# My first Mamiya RB67 Photos



## Buckster

Eager to test aperture, shutter and all the rest, get familiar with it's workings, and ensure no light leaks, I ran my first roll of film through the Mamiya RB67 that I recently picked up on the bay over the past couple of days, and developed them in the bathroom a little while ago.  Tmax 400 film, a 90mm lens, and mirror lockup employed on these.

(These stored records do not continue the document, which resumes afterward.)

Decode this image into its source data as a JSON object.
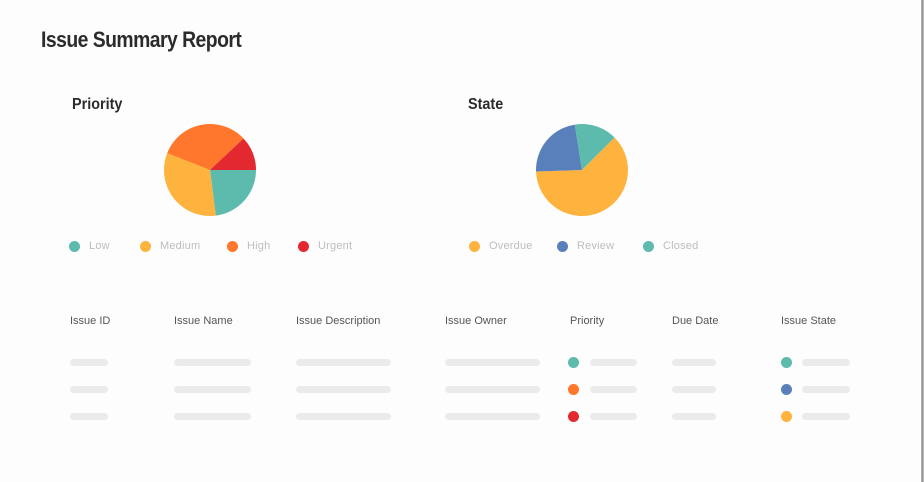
{
  "report": {
    "title": "Issue Summary Report"
  },
  "colors": {
    "teal": "#5DBBAE",
    "yellow": "#FFB33F",
    "orange": "#FF772C",
    "red": "#E3282F",
    "blue": "#5A80BC",
    "placeholder": "#EBEBEB"
  },
  "priority_chart": {
    "title": "Priority",
    "legend": [
      {
        "label": "Low",
        "color": "#5DBBAE"
      },
      {
        "label": "Medium",
        "color": "#FFB33F"
      },
      {
        "label": "High",
        "color": "#FF772C"
      },
      {
        "label": "Urgent",
        "color": "#E3282F"
      }
    ]
  },
  "state_chart": {
    "title": "State",
    "legend": [
      {
        "label": "Overdue",
        "color": "#FFB33F"
      },
      {
        "label": "Review",
        "color": "#5A80BC"
      },
      {
        "label": "Closed",
        "color": "#5DBBAE"
      }
    ]
  },
  "chart_data": [
    {
      "type": "pie",
      "title": "Priority",
      "categories": [
        "Low",
        "Medium",
        "High",
        "Urgent"
      ],
      "values": [
        23,
        33,
        32,
        12
      ],
      "colors": [
        "#5DBBAE",
        "#FFB33F",
        "#FF772C",
        "#E3282F"
      ],
      "start_angle_deg": 0,
      "direction": "clockwise",
      "legend_position": "bottom"
    },
    {
      "type": "pie",
      "title": "State",
      "categories": [
        "Overdue",
        "Review",
        "Closed"
      ],
      "values": [
        62,
        23,
        15
      ],
      "colors": [
        "#FFB33F",
        "#5A80BC",
        "#5DBBAE"
      ],
      "start_angle_deg": -45,
      "direction": "clockwise",
      "legend_position": "bottom"
    }
  ],
  "table": {
    "columns": [
      "Issue ID",
      "Issue Name",
      "Issue Description",
      "Issue Owner",
      "Priority",
      "Due Date",
      "Issue State"
    ],
    "rows": [
      {
        "priority": "Low",
        "priority_color": "#5DBBAE",
        "state": "Closed",
        "state_color": "#5DBBAE"
      },
      {
        "priority": "High",
        "priority_color": "#FF772C",
        "state": "Review",
        "state_color": "#5A80BC"
      },
      {
        "priority": "Urgent",
        "priority_color": "#E3282F",
        "state": "Overdue",
        "state_color": "#FFB33F"
      }
    ]
  }
}
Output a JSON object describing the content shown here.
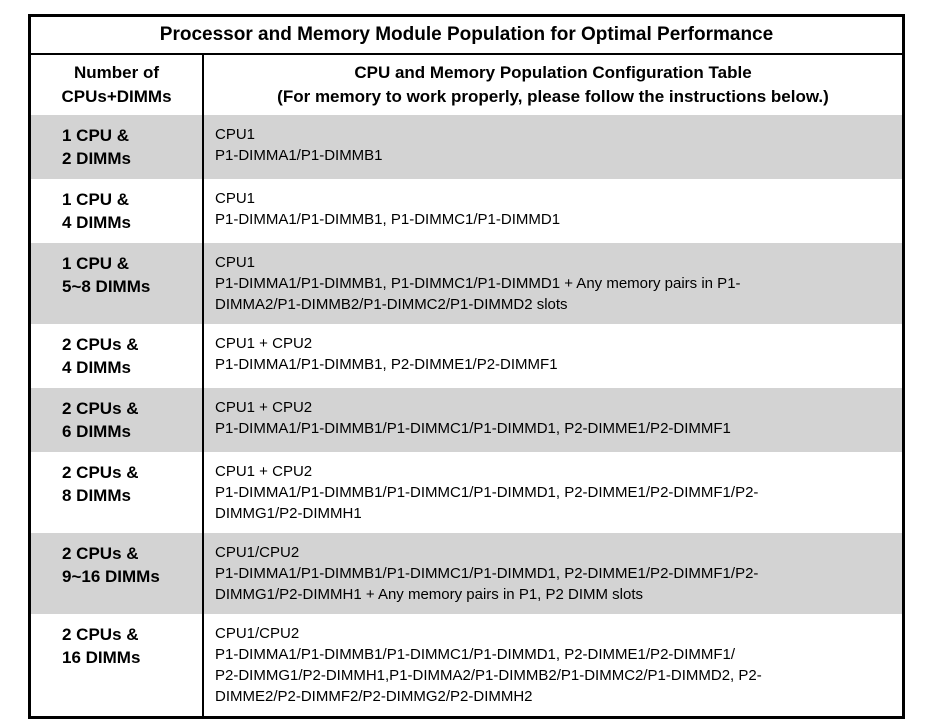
{
  "page": {
    "title": "Processor and Memory Module Population for Optimal Performance"
  },
  "header": {
    "col1_lines": [
      "Number of",
      "CPUs+DIMMs"
    ],
    "col2_lines": [
      "CPU and Memory Population Configuration Table",
      "(For memory to work properly, please follow the instructions below.)"
    ]
  },
  "rows": [
    {
      "label_lines": [
        "1 CPU &",
        "2 DIMMs"
      ],
      "detail_lines": [
        "CPU1",
        "P1-DIMMA1/P1-DIMMB1"
      ],
      "shaded": true
    },
    {
      "label_lines": [
        "1 CPU &",
        "4 DIMMs"
      ],
      "detail_lines": [
        "CPU1",
        "P1-DIMMA1/P1-DIMMB1, P1-DIMMC1/P1-DIMMD1"
      ],
      "shaded": false
    },
    {
      "label_lines": [
        "1 CPU &",
        "5~8 DIMMs"
      ],
      "detail_lines": [
        "CPU1",
        "P1-DIMMA1/P1-DIMMB1, P1-DIMMC1/P1-DIMMD1 + Any memory pairs in P1-",
        "DIMMA2/P1-DIMMB2/P1-DIMMC2/P1-DIMMD2 slots"
      ],
      "shaded": true
    },
    {
      "label_lines": [
        "2 CPUs &",
        "4 DIMMs"
      ],
      "detail_lines": [
        "CPU1 + CPU2",
        "P1-DIMMA1/P1-DIMMB1, P2-DIMME1/P2-DIMMF1"
      ],
      "shaded": false
    },
    {
      "label_lines": [
        "2 CPUs &",
        "6 DIMMs"
      ],
      "detail_lines": [
        "CPU1 + CPU2",
        "P1-DIMMA1/P1-DIMMB1/P1-DIMMC1/P1-DIMMD1, P2-DIMME1/P2-DIMMF1"
      ],
      "shaded": true
    },
    {
      "label_lines": [
        "2 CPUs &",
        "8 DIMMs"
      ],
      "detail_lines": [
        "CPU1 + CPU2",
        "P1-DIMMA1/P1-DIMMB1/P1-DIMMC1/P1-DIMMD1, P2-DIMME1/P2-DIMMF1/P2-",
        "DIMMG1/P2-DIMMH1"
      ],
      "shaded": false
    },
    {
      "label_lines": [
        "2 CPUs &",
        "9~16 DIMMs"
      ],
      "detail_lines": [
        "CPU1/CPU2",
        "P1-DIMMA1/P1-DIMMB1/P1-DIMMC1/P1-DIMMD1, P2-DIMME1/P2-DIMMF1/P2-",
        "DIMMG1/P2-DIMMH1 + Any memory pairs in P1, P2 DIMM slots"
      ],
      "shaded": true
    },
    {
      "label_lines": [
        "2 CPUs &",
        "16 DIMMs"
      ],
      "detail_lines": [
        "CPU1/CPU2",
        "P1-DIMMA1/P1-DIMMB1/P1-DIMMC1/P1-DIMMD1, P2-DIMME1/P2-DIMMF1/",
        "P2-DIMMG1/P2-DIMMH1,P1-DIMMA2/P1-DIMMB2/P1-DIMMC2/P1-DIMMD2, P2-",
        "DIMME2/P2-DIMMF2/P2-DIMMG2/P2-DIMMH2"
      ],
      "shaded": false
    }
  ],
  "colors": {
    "shaded_row_bg": "#d3d3d3",
    "border": "#000000",
    "text": "#000000",
    "background": "#ffffff"
  }
}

The first frame on the roll was made in response to a friend of mine when he saw a shot of my Mamiya C330 taken with my Canon 40D.  He said, "I'd rather see a shot of the Canon 40D taken with the film camera!"  I've still got to shoot the Canon with the C330, but it came to mind when I took a look around for the first thing to point the RB67 at:






1 sec @ f/32

This was handy too, so what the heck:





1 sec @ f/16

Then Sam got within target range:





1/15 @ f/5.6

And so did Greg:





1/30 @ f/8, underexposed by 1 stop to see how that would turn out

And Jessica:





1/30 @ f/8

And the cat:





1/60 @ f/16

It appears to be hitting on all cylinders here.  :thumbup:  Now I'll have to try to get creative with it.  :mrgreen:


----------



## txphotog

Wonderful shots and congrats on the new toy! It looks like you're going to have a lot of fun with this. Keep us updated on the new photos you take.


----------



## terri

Great job.    But I'm afraid for you.    :meh:     Suddenly, there aren't going to be enough hours in the day!   

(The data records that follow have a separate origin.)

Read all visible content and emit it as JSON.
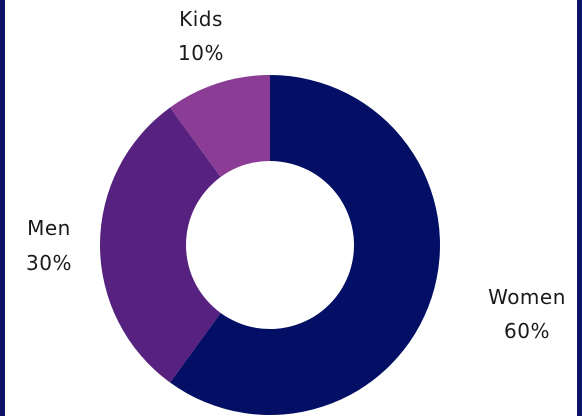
{
  "chart_data": {
    "type": "pie",
    "variant": "donut",
    "title": "",
    "slices": [
      {
        "label": "Women",
        "value": 60,
        "display": "60%",
        "color": "#020f64"
      },
      {
        "label": "Men",
        "value": 30,
        "display": "30%",
        "color": "#56217f"
      },
      {
        "label": "Kids",
        "value": 10,
        "display": "10%",
        "color": "#8b3d96"
      }
    ],
    "legend": "none",
    "start": "top",
    "direction": "clockwise"
  },
  "colors": {
    "frame_border": "#0e1266",
    "background": "#ffffff"
  }
}
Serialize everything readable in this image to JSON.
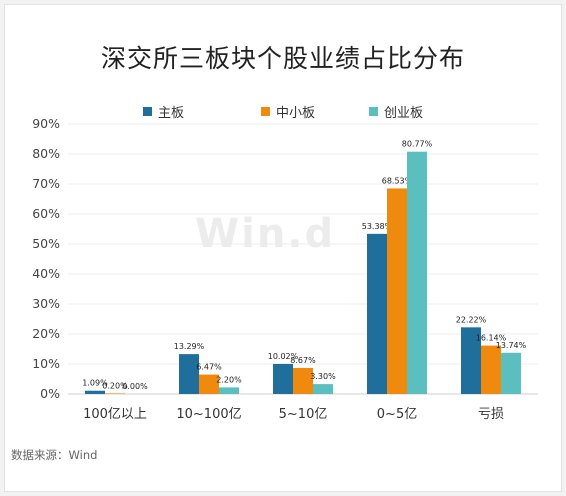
{
  "title": "深交所三板块个股业绩占比分布",
  "source": "数据来源：Wind",
  "watermark": "Win.d",
  "chart_data": {
    "type": "bar",
    "categories": [
      "100亿以上",
      "10~100亿",
      "5~10亿",
      "0~5亿",
      "亏损"
    ],
    "series": [
      {
        "name": "主板",
        "color": "#1f6e9c",
        "values": [
          1.09,
          13.29,
          10.02,
          53.38,
          22.22
        ],
        "labels": [
          "1.09%",
          "13.29%",
          "10.02%",
          "53.38%",
          "22.22%"
        ]
      },
      {
        "name": "中小板",
        "color": "#f08a0f",
        "values": [
          0.2,
          6.47,
          8.67,
          68.53,
          16.14
        ],
        "labels": [
          "0.20%",
          "6.47%",
          "8.67%",
          "68.53%",
          "16.14%"
        ]
      },
      {
        "name": "创业板",
        "color": "#5bbfbf",
        "values": [
          0.0,
          2.2,
          3.3,
          80.77,
          13.74
        ],
        "labels": [
          "0.00%",
          "2.20%",
          "3.30%",
          "80.77%",
          "13.74%"
        ]
      }
    ],
    "yticks": [
      "0%",
      "10%",
      "20%",
      "30%",
      "40%",
      "50%",
      "60%",
      "70%",
      "80%",
      "90%"
    ],
    "ylim": [
      0,
      90
    ],
    "grid": true,
    "legend_position": "top"
  }
}
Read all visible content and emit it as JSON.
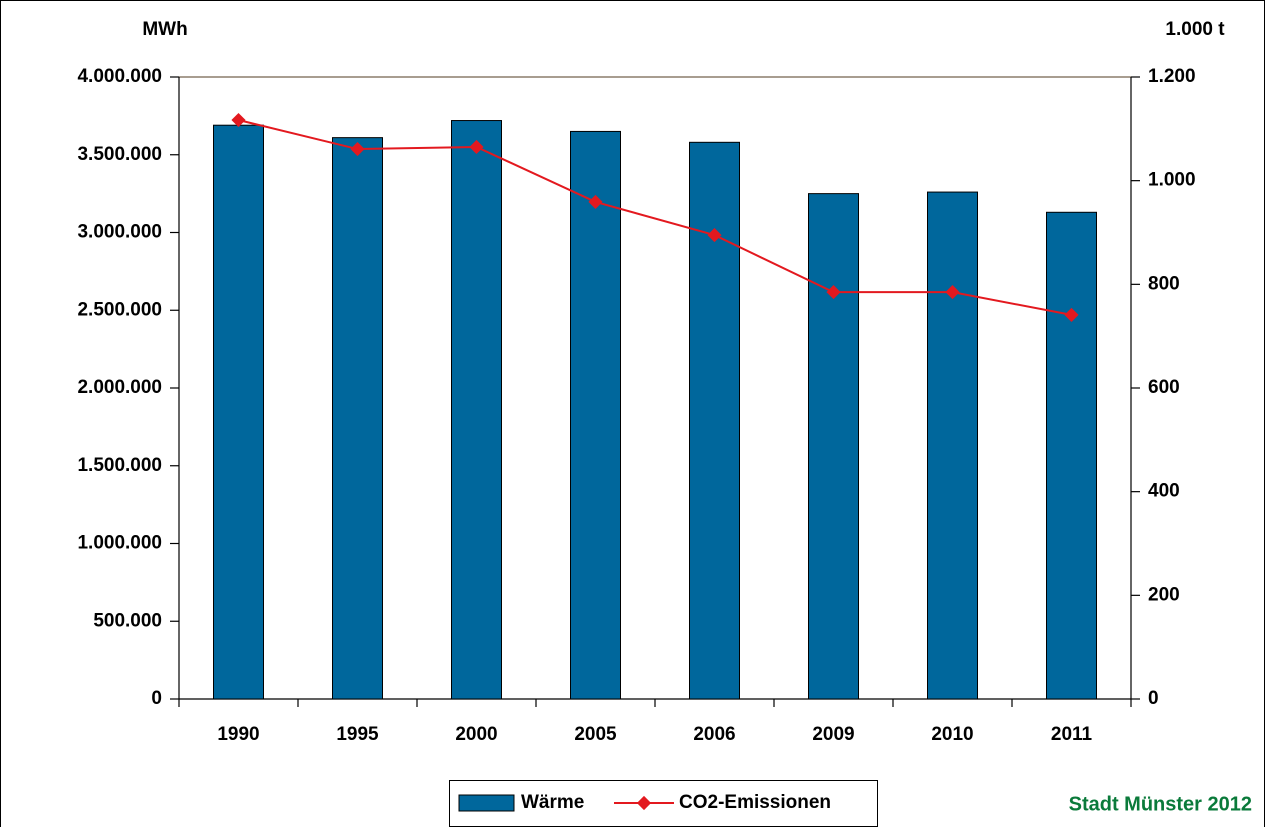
{
  "chart_data": {
    "type": "bar_line",
    "y_label": "MWh",
    "y2_label": "1.000 t",
    "source": "Stadt Münster 2012",
    "categories": [
      "1990",
      "1995",
      "2000",
      "2005",
      "2006",
      "2009",
      "2010",
      "2011"
    ],
    "series": [
      {
        "name": "Wärme",
        "type": "bar",
        "color": "#00679c",
        "values": [
          3690000,
          3610000,
          3720000,
          3650000,
          3580000,
          3250000,
          3260000,
          3130000
        ]
      },
      {
        "name": "CO2-Emissionen",
        "type": "line",
        "axis": "y2",
        "color": "#e3191f",
        "values": [
          1117,
          1061,
          1065,
          959,
          895,
          785,
          785,
          741
        ]
      }
    ],
    "ylim": [
      0,
      4000000
    ],
    "yticks": [
      {
        "value": 0,
        "label": "0"
      },
      {
        "value": 500000,
        "label": "500.000"
      },
      {
        "value": 1000000,
        "label": "1.000.000"
      },
      {
        "value": 1500000,
        "label": "1.500.000"
      },
      {
        "value": 2000000,
        "label": "2.000.000"
      },
      {
        "value": 2500000,
        "label": "2.500.000"
      },
      {
        "value": 3000000,
        "label": "3.000.000"
      },
      {
        "value": 3500000,
        "label": "3.500.000"
      },
      {
        "value": 4000000,
        "label": "4.000.000"
      }
    ],
    "y2lim": [
      0,
      1200
    ],
    "y2ticks": [
      0,
      200,
      400,
      600,
      800,
      {
        "value": 1000,
        "label": "1.000"
      },
      {
        "value": 1200,
        "label": "1.200"
      }
    ],
    "grid": false,
    "legend": "bottom"
  }
}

Really nice exposures, and lovely tonality here.    Hard to beat that Tmax 400 for a quick "lock & load", ain't it?    :thumbup:     Always comes through.

Congrats on your success with the new baby!


----------



## Buckster

terri said:


> Great job.    But I'm afraid for you.    :meh:     Suddenly, there aren't going to be enough hours in the day!
> 
> 
> 
> Really nice exposures, and lovely tonality here.    Hard to beat that Tmax 400 for a quick "lock & load", ain't it?    :thumbup:     Always comes through.
> 
> Congrats on your success with the new baby!


Thank you kindly!

Yeah, this Tmax is great stuff.  Very capable and forgiving, with terrific tones and detail.  I'm really loving it.  And the camera is just plain fun to use!


----------



## apertureman

Great shots! I bet we're only getting bits of the resolution you're getting on those!

What do you use for a scanner?


----------



## Buckster

apertureman said:


> Great shots! I bet we're only getting bits of the resolution you're getting on those!
> 
> What do you use for a scanner?


Thank you kindly.

Yeah, there's a LOT of fine resolution/detail on this end.  Blowing these things up into huge prints would be no problem at all, which is one of the capabilities I want to explore with this, after I get my C-41 processing down.

I'm scanning with a Canon 8800f.


----------